Development of a human mitochondrial oligonucleotide microarray (h-MitoArray) and gene expression analysis of fibroblast cell lines from 13 patients with isolated F1Fo ATP synthase deficiency
1 Center for Applied Genomics, 1st Faculty of Medicine, Charles University, Prague, Czech Republic
2 Institute of Inherited Metabolic Disorders, 1st Faculty of Medicine, Charles University, Prague, Czech Republic
3 Department of Pediatrics, 1st Faculty of Medicine, Charles University, Prague, Czech Republic
4 Institute of Molecular Genetics, Academy of Science of the Czech Republic, Prague, Czech Republic
5 Department of Bioenergetics, Institute of Physiology, Academy of Science of the Czech Republic, Prague, Czech Republic
6 Department of Pediatrics, Paracelsus Medical University, Salzburg, Austria
7 Center of Medical Genetics, Free University Brussels, Brussels, Belgium
BMC Genomics 2008, 9:38 doi:10.1186/1471-2164-9-38Published: 25 January 2008
To strengthen research and differential diagnostics of mitochondrial disorders, we constructed and validated an oligonucleotide microarray (h-MitoArray) allowing expression analysis of 1632 human genes involved in mitochondrial biology, cell cycle regulation, signal transduction and apoptosis. Using h-MitoArray we analyzed gene expression profiles in 9 control and 13 fibroblast cell lines from patients with F1Fo ATP synthase deficiency consisting of 2 patients with mt9205ΔTA microdeletion and a genetically heterogeneous group of 11 patients with not yet characterized nuclear defects. Analysing gene expression profiles, we attempted to classify patients into expected defect specific subgroups, and subsequently reveal group specific compensatory changes, identify potential phenotype causing pathways and define candidate disease causing genes.

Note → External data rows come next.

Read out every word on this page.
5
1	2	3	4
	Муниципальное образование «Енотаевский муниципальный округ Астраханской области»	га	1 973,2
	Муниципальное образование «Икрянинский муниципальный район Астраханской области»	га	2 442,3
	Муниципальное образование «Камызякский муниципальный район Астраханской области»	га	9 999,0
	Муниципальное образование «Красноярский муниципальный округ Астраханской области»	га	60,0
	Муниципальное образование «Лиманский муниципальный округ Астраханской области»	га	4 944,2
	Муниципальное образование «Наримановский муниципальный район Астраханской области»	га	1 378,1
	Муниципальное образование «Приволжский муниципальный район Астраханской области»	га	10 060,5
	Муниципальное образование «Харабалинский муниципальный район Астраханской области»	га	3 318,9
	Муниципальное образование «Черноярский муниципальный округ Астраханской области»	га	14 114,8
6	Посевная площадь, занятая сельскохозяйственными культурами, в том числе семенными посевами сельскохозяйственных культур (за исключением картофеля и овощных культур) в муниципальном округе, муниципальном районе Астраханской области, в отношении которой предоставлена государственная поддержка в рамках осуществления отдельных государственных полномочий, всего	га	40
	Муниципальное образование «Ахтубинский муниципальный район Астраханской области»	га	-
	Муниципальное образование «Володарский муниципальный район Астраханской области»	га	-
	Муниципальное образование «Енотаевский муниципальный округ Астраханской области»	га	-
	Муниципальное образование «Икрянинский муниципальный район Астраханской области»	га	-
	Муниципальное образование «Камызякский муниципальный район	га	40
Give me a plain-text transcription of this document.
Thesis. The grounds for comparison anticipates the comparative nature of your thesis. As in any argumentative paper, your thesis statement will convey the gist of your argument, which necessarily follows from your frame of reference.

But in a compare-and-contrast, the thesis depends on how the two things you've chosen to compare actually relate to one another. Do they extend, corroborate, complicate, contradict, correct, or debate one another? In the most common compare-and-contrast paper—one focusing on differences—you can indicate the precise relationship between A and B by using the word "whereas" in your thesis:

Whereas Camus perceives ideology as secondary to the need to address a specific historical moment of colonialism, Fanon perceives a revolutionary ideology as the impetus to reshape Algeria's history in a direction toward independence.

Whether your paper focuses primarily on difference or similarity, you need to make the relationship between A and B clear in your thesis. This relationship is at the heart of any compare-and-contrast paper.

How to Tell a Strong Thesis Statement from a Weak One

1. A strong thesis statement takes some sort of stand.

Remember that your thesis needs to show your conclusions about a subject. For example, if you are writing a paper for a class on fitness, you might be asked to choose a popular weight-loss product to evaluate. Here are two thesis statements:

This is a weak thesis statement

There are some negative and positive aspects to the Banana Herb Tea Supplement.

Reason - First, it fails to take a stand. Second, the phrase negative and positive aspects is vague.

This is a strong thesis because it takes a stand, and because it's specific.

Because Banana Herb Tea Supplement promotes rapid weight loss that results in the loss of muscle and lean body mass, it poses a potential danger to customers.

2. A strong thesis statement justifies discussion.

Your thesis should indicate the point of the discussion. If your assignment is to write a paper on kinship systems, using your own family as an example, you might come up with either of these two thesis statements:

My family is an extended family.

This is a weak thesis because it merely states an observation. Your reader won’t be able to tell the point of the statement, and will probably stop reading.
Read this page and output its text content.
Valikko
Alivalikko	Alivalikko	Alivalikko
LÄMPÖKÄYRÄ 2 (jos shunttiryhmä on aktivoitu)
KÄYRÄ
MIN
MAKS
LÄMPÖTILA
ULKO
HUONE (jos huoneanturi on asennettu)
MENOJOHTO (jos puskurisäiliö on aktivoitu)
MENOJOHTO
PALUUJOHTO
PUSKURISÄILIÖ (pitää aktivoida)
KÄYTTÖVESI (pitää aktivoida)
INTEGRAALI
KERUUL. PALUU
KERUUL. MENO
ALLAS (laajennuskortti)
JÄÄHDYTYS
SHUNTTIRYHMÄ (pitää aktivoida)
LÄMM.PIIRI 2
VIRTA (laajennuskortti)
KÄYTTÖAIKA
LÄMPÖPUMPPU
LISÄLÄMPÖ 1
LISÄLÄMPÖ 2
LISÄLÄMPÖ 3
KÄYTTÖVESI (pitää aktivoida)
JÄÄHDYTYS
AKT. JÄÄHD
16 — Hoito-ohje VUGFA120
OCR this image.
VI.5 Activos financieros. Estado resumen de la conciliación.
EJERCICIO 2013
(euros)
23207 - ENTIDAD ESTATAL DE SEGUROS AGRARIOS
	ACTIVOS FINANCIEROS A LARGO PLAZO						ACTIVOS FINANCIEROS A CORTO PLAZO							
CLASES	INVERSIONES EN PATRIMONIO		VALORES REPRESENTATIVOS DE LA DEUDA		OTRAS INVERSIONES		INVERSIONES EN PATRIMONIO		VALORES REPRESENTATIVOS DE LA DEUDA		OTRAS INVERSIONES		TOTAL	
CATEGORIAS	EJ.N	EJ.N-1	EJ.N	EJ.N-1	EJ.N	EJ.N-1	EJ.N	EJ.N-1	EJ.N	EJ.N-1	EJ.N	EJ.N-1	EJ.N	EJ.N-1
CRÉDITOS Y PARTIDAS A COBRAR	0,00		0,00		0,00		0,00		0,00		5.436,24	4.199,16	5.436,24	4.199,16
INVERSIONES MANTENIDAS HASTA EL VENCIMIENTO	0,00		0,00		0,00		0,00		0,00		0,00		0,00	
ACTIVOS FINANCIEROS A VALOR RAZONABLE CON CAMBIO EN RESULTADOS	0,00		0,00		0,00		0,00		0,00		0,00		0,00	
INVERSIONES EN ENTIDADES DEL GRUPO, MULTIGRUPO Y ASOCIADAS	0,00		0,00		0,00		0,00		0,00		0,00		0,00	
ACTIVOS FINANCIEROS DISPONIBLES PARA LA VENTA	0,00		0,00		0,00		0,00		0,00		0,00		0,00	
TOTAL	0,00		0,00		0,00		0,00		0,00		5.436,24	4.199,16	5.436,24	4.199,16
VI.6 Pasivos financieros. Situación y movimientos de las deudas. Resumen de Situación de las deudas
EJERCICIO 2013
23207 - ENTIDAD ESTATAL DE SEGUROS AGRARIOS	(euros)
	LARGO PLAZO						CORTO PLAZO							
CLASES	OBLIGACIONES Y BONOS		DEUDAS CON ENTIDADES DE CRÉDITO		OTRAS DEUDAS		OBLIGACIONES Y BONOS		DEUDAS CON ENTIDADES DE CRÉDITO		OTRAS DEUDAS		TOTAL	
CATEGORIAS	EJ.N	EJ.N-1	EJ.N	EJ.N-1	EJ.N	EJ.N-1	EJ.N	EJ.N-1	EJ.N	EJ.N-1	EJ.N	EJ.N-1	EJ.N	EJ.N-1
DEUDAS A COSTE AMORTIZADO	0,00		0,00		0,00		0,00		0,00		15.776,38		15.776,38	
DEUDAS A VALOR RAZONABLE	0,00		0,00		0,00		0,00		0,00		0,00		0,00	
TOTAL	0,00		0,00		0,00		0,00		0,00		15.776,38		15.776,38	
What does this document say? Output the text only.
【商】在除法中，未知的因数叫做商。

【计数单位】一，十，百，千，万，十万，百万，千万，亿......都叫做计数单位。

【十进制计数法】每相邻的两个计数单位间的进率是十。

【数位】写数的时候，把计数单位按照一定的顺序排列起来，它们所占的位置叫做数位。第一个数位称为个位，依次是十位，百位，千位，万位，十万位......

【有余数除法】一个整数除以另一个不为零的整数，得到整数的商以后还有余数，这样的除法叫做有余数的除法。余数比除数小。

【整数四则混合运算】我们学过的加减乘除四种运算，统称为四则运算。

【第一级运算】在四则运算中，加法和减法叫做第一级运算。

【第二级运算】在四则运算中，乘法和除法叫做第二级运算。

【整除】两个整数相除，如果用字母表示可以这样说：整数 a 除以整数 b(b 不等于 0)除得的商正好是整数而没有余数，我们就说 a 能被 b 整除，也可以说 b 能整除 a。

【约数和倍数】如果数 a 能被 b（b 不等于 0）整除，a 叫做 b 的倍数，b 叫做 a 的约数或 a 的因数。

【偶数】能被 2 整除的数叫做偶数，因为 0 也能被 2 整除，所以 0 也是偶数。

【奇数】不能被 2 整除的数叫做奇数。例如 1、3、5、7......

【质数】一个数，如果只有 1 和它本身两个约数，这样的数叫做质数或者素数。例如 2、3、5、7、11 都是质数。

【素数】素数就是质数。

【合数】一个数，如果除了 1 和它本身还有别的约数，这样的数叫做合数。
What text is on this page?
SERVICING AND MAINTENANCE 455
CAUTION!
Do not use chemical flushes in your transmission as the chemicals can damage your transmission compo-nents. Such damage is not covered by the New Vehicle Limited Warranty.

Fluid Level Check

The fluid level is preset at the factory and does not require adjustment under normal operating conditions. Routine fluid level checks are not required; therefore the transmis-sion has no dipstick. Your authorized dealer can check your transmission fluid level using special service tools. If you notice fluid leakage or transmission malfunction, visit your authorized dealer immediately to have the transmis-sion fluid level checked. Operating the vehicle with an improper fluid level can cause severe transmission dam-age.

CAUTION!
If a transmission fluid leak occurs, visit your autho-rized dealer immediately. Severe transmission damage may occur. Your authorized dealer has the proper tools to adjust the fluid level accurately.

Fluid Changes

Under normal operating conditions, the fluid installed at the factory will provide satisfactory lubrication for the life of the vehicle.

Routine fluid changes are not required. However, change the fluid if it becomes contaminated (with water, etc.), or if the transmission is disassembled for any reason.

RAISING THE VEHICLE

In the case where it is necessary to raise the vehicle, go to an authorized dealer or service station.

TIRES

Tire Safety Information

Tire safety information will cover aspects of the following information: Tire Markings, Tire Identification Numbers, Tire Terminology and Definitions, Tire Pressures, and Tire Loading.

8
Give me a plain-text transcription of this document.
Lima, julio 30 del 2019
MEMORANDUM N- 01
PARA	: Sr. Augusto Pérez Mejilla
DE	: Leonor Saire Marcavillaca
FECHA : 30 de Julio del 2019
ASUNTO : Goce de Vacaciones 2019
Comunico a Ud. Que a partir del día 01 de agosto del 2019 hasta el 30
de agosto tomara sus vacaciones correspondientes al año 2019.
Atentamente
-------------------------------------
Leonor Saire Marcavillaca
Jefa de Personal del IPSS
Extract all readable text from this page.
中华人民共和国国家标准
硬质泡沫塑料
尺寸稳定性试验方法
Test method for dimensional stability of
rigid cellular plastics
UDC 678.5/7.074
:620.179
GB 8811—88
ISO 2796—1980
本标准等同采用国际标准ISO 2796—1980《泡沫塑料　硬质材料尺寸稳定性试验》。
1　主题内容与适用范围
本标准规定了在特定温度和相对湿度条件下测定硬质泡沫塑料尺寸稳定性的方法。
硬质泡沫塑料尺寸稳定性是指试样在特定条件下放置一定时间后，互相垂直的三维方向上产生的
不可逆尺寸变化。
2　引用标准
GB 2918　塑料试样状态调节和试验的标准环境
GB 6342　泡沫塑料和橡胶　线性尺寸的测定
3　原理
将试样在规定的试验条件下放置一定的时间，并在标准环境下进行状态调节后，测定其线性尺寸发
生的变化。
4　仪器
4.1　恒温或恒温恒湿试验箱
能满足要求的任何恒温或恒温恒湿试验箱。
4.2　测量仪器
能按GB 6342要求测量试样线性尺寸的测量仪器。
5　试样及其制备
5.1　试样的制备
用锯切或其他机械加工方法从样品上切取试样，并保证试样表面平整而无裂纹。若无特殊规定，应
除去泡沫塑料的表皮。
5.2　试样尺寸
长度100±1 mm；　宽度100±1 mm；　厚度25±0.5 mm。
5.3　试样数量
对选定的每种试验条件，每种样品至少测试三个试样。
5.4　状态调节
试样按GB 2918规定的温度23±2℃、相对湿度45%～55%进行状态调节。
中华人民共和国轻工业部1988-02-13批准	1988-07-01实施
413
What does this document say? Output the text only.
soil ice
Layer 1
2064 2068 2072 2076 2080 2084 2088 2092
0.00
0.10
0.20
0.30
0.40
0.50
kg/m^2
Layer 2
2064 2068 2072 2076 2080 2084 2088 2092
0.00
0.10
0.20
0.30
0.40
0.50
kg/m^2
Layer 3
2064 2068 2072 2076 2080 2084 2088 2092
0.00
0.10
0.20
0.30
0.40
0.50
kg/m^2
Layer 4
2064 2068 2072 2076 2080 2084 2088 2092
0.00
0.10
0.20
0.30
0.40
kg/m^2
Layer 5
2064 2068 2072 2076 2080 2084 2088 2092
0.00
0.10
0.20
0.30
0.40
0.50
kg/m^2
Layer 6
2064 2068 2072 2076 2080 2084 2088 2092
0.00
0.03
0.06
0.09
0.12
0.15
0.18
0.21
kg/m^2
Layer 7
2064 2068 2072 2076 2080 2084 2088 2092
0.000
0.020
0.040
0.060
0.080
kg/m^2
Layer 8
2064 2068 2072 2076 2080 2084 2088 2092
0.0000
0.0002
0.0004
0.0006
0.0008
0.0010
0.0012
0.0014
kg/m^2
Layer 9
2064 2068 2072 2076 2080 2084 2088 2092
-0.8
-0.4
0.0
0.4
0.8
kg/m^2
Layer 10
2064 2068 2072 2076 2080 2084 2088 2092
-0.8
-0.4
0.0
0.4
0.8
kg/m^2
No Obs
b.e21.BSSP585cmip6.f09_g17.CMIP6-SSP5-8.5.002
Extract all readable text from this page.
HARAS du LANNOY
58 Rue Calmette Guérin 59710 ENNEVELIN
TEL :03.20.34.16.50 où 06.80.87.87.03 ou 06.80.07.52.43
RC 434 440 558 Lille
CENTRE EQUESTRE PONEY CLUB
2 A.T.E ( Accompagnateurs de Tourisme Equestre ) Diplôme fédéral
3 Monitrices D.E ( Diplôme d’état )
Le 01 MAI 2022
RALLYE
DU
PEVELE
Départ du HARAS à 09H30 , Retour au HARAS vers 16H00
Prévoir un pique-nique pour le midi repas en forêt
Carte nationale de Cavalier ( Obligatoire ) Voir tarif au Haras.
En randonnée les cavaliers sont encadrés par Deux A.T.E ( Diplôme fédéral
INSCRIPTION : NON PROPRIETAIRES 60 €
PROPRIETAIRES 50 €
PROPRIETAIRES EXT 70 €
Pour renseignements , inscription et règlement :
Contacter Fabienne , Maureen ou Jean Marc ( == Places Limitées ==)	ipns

Molecular studies, in combination with unsupervised clustering methods, defined three subgroups of patient cell lines – M group with mtDNA mutation and N1 and N2 groups with nuclear defect. Comparison of expression profiles and functional annotation, gene enrichment and pathway analyses of differentially expressed genes revealed in the M group a transcription profile suggestive of synchronized suppression of mitochondrial biogenesis and G1/S arrest. The N1 group showed elevated expression of complex I and reduced expression of complexes III, V, and V-type ATP synthase subunit genes, reduced expression of genes involved in phosphorylation dependent signaling along MAPK, Jak-STAT, JNK, and p38 MAP kinase pathways, signs of activated apoptosis and oxidative stress resembling phenotype of premature senescent fibroblasts. No specific functionally meaningful changes, except of signs of activated apoptosis, were detected in the N2 group. Evaluation of individual gene expression profiles confirmed already known ATP6/ATP8 defect in patients from the M group and indicated several candidate disease causing genes for nuclear defects.
Our analysis showed that deficiency in the ATP synthase protein complex amount is generally accompanied by only minor changes in expression of ATP synthase related genes. It also suggested that the site (mtDNA vs nuclear DNA) and the severity (ATP synthase content) of the underlying defect have diverse effects on cellular gene expression phenotypes, which warrants further investigation of cell cycle regulatory and signal transduction pathways in other OXPHOS disorders and related pharmacological models.